La voix des poètes roses: Ces « lignes d’eau d’aube » à Yandé Codou Sène… Par Jean Michel SECK

Quelle distance sépare  le Sine-Saloum de la Seine ?

Je viens de lire le nom de Yandé Codou Sène dans le texte que tu as partagé et qui est signé  Babacar MBaye Ndaak.

J’ai pensé aussitôt au texte que j’avais écrit pour elle, il y a dix ans, en apprenant, à Paris, sa disparition…

La nouvelle de cette disparition m’avait rendu triste autant que celle de la grande Katoucha Niane…

Il faut savoir-tout le monde ne le sait pas- que je « franchissais la Seine » tous les matins (du lundi au vendredi) vers 6h55.

Je traversais à pied le Pont de Neuilly pour me rendre à La Défense où je travaillais…

J’ai souvent « écrit » tous mes textes d’abord dans ma tête avant de saisir les mots sur un clavier d’ordinateur…

Je marchais en pensant à cette voix que j’avais connue et cette voix-celle de Yandé Codou Sène à l’approche des rives de la Seine ( sic…) montait sur la « scène imaginaire ».

Je pouvais ainsi, avant d’arpenter la fameuse passerelle du président Paul Doumer, contempler une image recréée de la cantatrice Yandé Codou Sène, celle qui a signé-nom de son premier album-“Night Sky in Sine Saloum…”.

Quelle distance sépare donc le Sine Saloum de la Seine ?

Cette distance-croyez moi-est faite d’eau et de lumière…

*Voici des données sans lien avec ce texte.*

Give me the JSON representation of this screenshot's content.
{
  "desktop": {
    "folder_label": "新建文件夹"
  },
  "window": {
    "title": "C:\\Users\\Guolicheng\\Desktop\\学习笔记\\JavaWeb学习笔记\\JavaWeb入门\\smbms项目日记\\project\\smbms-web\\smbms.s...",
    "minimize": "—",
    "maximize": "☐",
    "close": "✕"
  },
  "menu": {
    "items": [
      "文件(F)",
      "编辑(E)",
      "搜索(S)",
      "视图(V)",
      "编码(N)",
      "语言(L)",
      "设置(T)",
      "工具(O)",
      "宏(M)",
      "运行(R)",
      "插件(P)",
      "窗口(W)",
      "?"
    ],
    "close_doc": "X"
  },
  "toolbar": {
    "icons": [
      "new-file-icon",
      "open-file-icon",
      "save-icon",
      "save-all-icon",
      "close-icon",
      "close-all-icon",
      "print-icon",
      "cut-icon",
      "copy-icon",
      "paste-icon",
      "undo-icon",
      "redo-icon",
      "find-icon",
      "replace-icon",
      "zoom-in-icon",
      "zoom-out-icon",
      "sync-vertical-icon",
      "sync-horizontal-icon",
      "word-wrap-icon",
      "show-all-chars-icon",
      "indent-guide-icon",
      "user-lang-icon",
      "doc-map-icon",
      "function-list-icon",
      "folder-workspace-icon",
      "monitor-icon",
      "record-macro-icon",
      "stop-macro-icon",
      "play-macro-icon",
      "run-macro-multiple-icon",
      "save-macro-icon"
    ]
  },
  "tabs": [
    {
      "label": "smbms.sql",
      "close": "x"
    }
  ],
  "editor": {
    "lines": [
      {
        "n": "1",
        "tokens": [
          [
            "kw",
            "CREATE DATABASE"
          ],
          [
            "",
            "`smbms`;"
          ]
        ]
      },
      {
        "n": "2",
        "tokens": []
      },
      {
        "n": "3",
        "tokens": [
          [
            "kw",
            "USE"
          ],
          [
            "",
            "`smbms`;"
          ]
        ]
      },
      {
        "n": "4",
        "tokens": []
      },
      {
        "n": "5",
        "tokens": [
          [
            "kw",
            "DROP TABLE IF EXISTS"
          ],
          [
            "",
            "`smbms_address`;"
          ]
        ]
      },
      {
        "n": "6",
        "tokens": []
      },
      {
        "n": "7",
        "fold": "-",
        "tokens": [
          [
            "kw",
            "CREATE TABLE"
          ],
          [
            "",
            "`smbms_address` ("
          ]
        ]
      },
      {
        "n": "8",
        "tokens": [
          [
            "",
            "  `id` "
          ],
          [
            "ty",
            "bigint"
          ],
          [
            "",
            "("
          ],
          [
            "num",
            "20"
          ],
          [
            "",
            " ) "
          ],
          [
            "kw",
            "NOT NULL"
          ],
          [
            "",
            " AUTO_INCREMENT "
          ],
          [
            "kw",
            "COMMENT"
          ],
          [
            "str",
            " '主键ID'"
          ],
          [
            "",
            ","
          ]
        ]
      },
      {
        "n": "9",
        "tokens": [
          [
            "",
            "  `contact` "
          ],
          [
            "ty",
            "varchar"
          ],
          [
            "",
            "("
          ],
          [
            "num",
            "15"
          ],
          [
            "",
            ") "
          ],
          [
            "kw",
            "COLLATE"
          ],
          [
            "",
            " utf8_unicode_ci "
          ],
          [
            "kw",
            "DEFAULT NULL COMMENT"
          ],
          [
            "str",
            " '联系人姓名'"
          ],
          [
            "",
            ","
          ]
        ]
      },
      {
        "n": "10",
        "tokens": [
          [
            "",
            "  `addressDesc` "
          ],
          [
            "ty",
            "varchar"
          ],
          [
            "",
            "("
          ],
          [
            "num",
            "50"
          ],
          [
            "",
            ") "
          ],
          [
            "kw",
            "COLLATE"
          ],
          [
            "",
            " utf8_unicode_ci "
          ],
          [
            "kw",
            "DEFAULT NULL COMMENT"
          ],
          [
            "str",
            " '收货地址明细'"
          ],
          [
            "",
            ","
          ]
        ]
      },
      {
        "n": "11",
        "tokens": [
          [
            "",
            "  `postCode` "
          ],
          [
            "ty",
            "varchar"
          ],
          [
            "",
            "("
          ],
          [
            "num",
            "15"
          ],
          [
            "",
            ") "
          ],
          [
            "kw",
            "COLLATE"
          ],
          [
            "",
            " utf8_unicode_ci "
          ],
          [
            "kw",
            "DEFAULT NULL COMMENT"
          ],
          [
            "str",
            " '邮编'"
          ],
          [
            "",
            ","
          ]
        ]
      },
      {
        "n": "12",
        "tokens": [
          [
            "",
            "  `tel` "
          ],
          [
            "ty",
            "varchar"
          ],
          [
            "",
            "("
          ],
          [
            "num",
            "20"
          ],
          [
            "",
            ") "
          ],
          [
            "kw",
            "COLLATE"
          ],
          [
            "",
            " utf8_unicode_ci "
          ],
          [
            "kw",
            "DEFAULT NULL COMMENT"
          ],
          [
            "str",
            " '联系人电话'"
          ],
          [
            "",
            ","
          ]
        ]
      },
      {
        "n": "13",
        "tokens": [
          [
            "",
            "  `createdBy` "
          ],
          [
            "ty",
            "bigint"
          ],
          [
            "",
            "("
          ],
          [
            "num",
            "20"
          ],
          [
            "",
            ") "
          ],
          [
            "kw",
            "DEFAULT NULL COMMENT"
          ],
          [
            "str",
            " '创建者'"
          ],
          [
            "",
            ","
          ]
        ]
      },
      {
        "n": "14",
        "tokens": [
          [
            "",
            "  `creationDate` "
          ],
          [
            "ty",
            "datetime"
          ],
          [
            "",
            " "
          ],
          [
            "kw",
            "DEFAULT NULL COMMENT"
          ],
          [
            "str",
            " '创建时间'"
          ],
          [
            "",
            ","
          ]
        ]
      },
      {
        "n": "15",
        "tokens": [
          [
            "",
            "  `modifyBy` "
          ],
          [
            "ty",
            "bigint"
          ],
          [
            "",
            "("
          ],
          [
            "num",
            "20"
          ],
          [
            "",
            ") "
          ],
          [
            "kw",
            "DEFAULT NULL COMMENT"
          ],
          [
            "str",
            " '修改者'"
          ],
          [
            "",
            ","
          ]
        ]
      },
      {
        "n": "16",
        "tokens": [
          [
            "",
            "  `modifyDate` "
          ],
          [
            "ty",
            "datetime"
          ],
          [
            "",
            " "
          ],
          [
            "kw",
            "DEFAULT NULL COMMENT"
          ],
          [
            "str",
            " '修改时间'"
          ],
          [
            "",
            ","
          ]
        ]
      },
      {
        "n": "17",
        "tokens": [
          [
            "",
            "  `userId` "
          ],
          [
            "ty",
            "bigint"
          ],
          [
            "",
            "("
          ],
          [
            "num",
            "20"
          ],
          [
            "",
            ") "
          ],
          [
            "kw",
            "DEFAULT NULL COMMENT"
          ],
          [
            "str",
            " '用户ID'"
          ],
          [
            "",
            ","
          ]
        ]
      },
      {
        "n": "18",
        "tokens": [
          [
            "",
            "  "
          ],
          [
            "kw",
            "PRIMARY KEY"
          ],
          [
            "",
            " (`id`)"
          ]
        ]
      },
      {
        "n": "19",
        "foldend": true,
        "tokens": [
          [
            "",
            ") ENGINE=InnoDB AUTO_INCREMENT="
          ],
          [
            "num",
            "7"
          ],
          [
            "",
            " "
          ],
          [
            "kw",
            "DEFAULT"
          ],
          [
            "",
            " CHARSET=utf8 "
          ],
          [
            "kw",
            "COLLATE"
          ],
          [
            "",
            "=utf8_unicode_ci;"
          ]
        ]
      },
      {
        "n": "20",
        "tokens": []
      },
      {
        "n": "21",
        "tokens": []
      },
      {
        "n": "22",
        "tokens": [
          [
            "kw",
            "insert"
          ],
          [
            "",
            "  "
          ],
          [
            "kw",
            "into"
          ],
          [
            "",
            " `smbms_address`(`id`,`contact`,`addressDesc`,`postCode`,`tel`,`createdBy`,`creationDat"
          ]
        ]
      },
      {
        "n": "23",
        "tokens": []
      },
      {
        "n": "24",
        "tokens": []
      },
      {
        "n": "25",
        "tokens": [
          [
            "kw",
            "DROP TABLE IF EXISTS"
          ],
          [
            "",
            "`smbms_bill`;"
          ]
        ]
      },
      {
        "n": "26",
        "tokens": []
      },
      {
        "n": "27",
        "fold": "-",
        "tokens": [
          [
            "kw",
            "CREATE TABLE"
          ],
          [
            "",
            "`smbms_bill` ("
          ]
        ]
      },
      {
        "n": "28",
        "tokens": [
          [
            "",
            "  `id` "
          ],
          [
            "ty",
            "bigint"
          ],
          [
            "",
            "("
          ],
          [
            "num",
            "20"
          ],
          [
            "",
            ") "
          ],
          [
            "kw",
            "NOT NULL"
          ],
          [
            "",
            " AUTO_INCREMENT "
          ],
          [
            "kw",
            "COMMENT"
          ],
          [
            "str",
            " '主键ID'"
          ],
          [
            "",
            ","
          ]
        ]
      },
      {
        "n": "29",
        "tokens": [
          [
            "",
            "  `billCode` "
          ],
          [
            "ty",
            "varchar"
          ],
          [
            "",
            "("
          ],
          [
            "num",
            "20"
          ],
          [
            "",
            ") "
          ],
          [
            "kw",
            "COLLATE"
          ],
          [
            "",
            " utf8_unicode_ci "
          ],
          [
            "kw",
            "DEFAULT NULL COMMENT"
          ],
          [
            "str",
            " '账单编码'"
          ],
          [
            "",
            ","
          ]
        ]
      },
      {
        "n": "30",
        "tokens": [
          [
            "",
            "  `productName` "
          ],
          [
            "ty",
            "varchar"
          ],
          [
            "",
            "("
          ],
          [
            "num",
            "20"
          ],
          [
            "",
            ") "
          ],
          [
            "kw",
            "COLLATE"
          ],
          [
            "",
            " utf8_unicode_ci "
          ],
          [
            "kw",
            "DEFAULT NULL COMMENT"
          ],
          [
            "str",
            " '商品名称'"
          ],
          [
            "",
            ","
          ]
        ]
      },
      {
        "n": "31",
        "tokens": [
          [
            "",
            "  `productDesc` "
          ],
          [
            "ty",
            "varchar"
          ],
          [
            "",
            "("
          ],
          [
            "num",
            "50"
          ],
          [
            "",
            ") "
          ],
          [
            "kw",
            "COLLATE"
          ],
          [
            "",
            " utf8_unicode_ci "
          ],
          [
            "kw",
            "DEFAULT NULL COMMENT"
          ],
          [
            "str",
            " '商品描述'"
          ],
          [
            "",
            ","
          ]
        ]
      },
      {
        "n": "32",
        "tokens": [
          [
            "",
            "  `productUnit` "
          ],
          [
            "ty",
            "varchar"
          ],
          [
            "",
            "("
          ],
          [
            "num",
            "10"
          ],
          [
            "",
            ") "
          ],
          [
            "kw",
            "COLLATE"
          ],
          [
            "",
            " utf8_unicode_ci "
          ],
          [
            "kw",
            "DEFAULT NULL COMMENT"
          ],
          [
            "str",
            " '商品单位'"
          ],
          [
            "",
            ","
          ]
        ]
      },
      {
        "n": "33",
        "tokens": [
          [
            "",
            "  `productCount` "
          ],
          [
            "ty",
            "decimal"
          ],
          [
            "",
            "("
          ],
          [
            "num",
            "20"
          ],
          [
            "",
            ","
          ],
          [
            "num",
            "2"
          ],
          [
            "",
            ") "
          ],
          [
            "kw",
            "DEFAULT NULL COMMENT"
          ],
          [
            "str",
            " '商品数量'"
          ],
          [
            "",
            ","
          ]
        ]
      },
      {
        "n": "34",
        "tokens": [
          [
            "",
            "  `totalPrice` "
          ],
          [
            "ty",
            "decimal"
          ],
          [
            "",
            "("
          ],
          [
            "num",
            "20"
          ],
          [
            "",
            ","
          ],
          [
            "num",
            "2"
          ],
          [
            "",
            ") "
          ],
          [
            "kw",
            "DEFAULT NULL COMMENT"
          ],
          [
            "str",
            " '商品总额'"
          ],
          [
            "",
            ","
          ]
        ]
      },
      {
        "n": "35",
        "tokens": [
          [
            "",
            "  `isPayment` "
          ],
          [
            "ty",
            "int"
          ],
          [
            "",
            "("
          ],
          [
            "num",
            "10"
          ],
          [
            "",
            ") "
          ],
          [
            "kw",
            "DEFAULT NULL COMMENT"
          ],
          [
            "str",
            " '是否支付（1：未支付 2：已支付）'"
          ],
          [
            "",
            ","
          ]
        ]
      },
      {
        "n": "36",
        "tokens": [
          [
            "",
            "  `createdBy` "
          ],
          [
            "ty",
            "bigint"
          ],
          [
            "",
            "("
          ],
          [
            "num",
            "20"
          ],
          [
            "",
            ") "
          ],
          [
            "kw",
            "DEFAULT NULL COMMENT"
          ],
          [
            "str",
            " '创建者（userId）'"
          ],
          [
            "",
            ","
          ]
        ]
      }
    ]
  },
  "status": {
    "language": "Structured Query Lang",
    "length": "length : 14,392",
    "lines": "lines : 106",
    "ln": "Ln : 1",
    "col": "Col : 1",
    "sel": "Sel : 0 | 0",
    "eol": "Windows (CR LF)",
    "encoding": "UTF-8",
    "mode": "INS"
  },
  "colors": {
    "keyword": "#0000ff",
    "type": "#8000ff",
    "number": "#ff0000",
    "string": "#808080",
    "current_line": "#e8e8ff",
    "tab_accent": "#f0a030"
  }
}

«  C’est la nuit qu’il est beau de croire à la lumière », nous a appris Edmond Rostand…

Katoucha Niane qui a connu ses heures de gloire et de lumière en France surtout, a reçu mes modestes « lignes d’eau » lorsque j’ai écrit pour elle un texte qui est né aussi dans ma tête alors que je traversais la Seine…

Je devais aussi écrire quelques «  lignes d’eau et d’aube » à Yandé Codou Sène…

Les mots sont venus naturellement et dictés certainement par la présence invisible de la cantatrice sérère : les pangools expliquent toujours l’inexplicable…

En quelques minutes, j’ai écrit mon hommage à Yandé Codou Sène…

Sud Quotidien ou Walf ( je ne sais plus…) avait publié le texte…

J’ai quitté plus tard les rives de la Seine, pour retrouver la Pointe de Fann…

«  Un pont de douceur les relie… »

L’eau coule à Diokoul…

L’eau primordiale relie les hommes et les femmes..

Le liquide amniotique relie l’enfant à sa mère…

Présence du cordon ombilical…

Je me suis rendu au domicile de Yandé Codou Sène, à Gandiaye, en 2014, avec mes sœurs et mon épouse.

Nous souhaitions alors rencontrer la famille de Yandé Codou Sène et lui demander l’autorisation de baptiser un des espaces de la «  Casa Manouche » l’espace Yandé Codou Sène et accrocher son portrait…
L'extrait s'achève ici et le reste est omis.